Penerimaan Awal-awal belajar Islam, Julie tanpa sengaja bertemu seorang teman lama yang sudah masuk Islam setahun sebelum itu. Temannya itu bahkan sudah mengenakan jilbab! Julie pun langsung bertanya tentang jilbabnya.
Pasalnya, itu sebuah ganjalan besar bagi Julie. Ia melihat temannya tampak sangat berubah. Pertemuan itu semakin meneguhkan keputusannya berislam.
Pada 1982, Julie pun memutuskan masuk Islam. Salah turut andil meyakinkannya. Semula, Julie merasa pengetahuan keislamannya masih sangat dangkal. Dia sudah belajar banyak, tapi selalu merasa kurang. Ia merasa masih saja tidak tahu banyak tentang Islam.
Tak terkecuali, saat perempuan itu sudah melafalkan syahadat. Sampai sekarang pun, kata Julie, setiap kali melihat ke belakang, ia merasa pengetahuannya baru berada di permukaan. Pada titik itu, Salah meyakinkan Julie.
Pria itu bilang, ada begitu banyak ilmu dalam Islam. Tak akan ada habis-habisnya dipelajari. "Dia berkata, sekalipun saya yang terlahir Muslim, saya tidak tahu segala sesuatu tentang Islam. Kita memiliki ulama, tempat kita belajar. Mereka orang- orang yang dikaruniai keluasan ilmu agama," kata Julie menirukan ucapan suaminya.
Di tengah komunitas baru, Julie bahagia.
Minimal, dia merasa nyaman. Tidak pernah ada seorang yang memaksanya. Salah atau teman-temannya sekalipun. Mereka membiarkan Julie berproses dengan caranya sendiri. Ketika mengucapkan syahadat, dia hanya mengenakan syal kecil yang diikatkan ke belakang. Tidak ada yang menyuruhnya mengenakan pakaian seperti ini, berperilaku seperti itu, dan seterusnya. Mereka bersikap sangat lembut dan tenang padanya.
"Itu sangat banyak membantu," ucap Julie bahagia.

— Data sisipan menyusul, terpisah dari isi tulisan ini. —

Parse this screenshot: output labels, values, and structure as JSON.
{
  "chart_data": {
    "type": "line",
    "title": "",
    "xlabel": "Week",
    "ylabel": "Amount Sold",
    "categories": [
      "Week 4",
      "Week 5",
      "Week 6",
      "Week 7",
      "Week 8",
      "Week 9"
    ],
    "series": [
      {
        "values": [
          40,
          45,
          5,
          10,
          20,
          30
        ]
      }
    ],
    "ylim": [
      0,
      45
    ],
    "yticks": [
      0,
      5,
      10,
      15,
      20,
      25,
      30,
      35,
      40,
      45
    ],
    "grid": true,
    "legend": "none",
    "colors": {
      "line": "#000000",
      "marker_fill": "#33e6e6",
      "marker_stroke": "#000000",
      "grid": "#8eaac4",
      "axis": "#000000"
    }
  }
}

Tak mudah Konversi bukan pilihan mudah. Pilihannya untuk tidak keluar minum-minum lagi membuatnya terpaksa kehilangan beberapa te man lama. Julie pun sempat khawatir dengan respons keluarga. Ibunya, orang yang paling membuatnya khawatir akan menolak keislamannya, ternyata menerima dengan tangan terbuka. Lain halnya dengan Penny, sikap adiknya itu agak berbeda.
Julie mempunyai dua orang adik perempuan. Penny, adik perempuan pertamanya, berusia dua tahun lebih muda. Awalnya, sikap Penny agak lain bila mereka kebetulan keluar rumah bersama. Apalagi, jika Julie memakai jilbab dan keduanya pergi ke suatu tempat yang orang- orangnya mengenal Penny. Julie tahu, Penny merasa sedikit malu memperkenalkannya.
Semua ketidaknyamanan itu lebur seiring waktu. Memang tidak singkat, tapi adiknya akhirnya mengerti bahwa tidak ada sesuatu pun yang berubah di antara mereka. Setelah beberapa tahun, mereka bisa tertawa bersama, berjalan bersama, dan berbicara dengan santai. Penny bisa memperkenalkan Julie tanpa sungkan kepada siapa pun. "Oh. Ini saudaraku, Julie."